The Myanmar government has recently blocked UN forces from entering the country to administer aid so refugee testimonies are the source of much of the information on the violence. Over half of the refugees report family members still missing after officers rounded up important male villagers–teachers, businesspersons, and religious leaders. Fifty-two percent of women reported experiencing sexually violence in some way – usually during public nude line-ups of female villagers, where officers grope, slap, and pinch the vulnerable women. Most reported occurrences of mass executions by knife or shooting, including babies, toddlers, children, women, and elderly people. OHCHR in January’s flash report is the source of the collected data and all the reports of violence cited earlier.

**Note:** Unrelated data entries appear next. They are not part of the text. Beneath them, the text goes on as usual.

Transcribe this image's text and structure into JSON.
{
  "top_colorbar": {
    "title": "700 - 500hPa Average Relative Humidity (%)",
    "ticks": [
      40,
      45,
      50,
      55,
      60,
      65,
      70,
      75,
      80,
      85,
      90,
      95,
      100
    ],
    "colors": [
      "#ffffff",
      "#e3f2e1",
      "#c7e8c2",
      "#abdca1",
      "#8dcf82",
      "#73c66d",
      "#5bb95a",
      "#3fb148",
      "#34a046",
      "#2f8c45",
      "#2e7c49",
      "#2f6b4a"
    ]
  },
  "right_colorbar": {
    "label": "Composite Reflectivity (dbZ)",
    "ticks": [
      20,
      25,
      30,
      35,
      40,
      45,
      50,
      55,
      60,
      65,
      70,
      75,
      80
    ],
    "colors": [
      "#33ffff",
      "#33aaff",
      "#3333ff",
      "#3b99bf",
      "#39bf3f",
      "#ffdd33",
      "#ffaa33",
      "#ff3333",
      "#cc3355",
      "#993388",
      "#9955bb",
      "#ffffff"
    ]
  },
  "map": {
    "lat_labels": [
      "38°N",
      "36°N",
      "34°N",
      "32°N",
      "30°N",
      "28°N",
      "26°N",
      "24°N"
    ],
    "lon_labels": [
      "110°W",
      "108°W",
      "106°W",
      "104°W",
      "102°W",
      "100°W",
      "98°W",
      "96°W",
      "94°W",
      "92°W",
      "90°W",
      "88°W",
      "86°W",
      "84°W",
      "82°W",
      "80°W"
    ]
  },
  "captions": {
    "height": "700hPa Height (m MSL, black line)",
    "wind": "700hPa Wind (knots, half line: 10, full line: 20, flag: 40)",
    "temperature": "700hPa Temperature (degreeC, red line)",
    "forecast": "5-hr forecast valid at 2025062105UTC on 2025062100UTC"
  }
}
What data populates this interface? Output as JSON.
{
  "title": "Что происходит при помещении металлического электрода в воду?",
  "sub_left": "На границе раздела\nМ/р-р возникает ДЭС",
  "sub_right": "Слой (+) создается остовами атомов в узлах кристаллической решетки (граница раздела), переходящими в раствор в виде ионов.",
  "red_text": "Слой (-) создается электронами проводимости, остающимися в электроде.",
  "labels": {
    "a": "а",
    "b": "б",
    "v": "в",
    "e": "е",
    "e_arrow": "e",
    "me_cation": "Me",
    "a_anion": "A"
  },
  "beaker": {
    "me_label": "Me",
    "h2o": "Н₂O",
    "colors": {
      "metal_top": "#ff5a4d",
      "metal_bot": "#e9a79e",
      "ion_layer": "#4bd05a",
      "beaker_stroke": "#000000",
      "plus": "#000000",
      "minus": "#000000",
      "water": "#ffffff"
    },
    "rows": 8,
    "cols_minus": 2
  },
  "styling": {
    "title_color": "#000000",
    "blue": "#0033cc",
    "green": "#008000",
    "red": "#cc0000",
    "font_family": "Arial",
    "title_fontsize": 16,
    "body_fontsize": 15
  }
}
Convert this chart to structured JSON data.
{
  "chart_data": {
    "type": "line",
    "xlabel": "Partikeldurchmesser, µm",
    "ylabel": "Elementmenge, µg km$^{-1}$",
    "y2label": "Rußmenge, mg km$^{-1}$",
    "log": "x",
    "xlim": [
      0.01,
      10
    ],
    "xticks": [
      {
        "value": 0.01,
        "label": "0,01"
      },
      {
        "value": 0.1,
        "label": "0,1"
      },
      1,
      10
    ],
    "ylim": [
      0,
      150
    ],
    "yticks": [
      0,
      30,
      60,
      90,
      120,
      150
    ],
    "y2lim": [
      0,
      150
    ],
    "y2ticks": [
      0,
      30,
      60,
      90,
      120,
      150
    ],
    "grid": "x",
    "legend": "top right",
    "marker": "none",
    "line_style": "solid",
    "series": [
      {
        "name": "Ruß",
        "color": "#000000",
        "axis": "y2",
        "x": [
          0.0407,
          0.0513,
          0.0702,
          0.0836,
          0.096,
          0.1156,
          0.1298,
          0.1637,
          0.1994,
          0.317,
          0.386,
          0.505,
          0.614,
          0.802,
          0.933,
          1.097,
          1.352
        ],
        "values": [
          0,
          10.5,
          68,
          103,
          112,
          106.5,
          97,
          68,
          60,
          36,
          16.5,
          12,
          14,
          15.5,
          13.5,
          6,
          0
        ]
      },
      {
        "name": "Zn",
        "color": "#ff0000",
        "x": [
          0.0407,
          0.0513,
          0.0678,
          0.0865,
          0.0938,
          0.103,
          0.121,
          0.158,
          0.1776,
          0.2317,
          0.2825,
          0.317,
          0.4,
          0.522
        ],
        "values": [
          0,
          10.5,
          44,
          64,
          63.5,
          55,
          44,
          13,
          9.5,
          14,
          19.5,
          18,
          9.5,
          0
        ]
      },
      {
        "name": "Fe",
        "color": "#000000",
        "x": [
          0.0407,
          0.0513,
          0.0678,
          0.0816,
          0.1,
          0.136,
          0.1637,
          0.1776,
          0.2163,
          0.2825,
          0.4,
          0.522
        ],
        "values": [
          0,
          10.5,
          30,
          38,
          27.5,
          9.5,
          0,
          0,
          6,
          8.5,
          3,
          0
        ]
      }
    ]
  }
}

Rohingya Refugee Women Stand By Their Homes
Rohingya Refugee Women Stand By Their Homes. Source: US Department of State, Creative Commons. Source:

These issues have been ongoing since last October’s attack, but fighting began anew last month when Rohingya militants once again launched an attack that killed nearly a dozen security officers. The group that launched the attack call themselves ARSA, or the Arakan Rohingya Salvation Army. Nearly three-hundred thousand Rohingya are currently fleeing this violence, but have faced obstacles every step of the way. The path to the Bangladesh border is treacherous already, weaving through mountains and jungles, but Myanmar security forces have added additional danger. Yanghee Lee, Special Rapporteur on the human rights situation in Myanmar, said, “Rohingyas [are] being indiscriminately killed and injured by military gunfire, even while fleeing, and helicopters and rocket-propelled grenades being used against the civilian population.” Amnesty International reports that Myanmar security forces have been putting land mines along the route of fleeing refugees. Even if the violence dies down and refugees attempt to return home, they will likely be denied entry back into Myanmar. The government has recently released a statement that any returnees are required to show proof of citizenship — something that has been denied to Rohingyas for decades.

The international response has been halfhearted at best. Entities like the United Nations and Amnesty International have collected information through interviews and satellite surveillance, yet, Myanmar still refuses to allow international aid. India, one of the most powerful countries in the region, has shown support to the Myanmar state by condemning ARSA and being hostile to Rohingya refugees. U.S. Ambassador to the UN Nikki Haley seems to tiptoe around the matter by similarly condemning Rohingya violence but reminding Myanmar to “adhere to international humanitarian law, which includes refraining from attacking innocent civilians and humanitarian workers.” In a situation of clear ethnic cleansing, politically delicate statements like these are insufficient.

Human rights violations at this level and scale are painful to read about and not become stricken with grief. However, we must keep in mind that hope is still alive—the world is in the process of becoming a better place, and awareness of these topics is vital to that change. To those who are reading this, remember to treat yourself kindly. When the horrors of the world make you feel hopeless, remember the good that still exists. Remember to take a break every so often to recharge. Whenever I feel like the world is just too bad to improve, I remind myself of this quote by Anne Frank: “I hold onto my ideals because, in spite of everything, I still believe that people are good at heart.”

The Birmingham Islamic Society (BIS) will host a demonstration for Rohingyas outside the Hill Student Center on Saturday, September 16 at 12-1:30PM. The event is free and open to the public.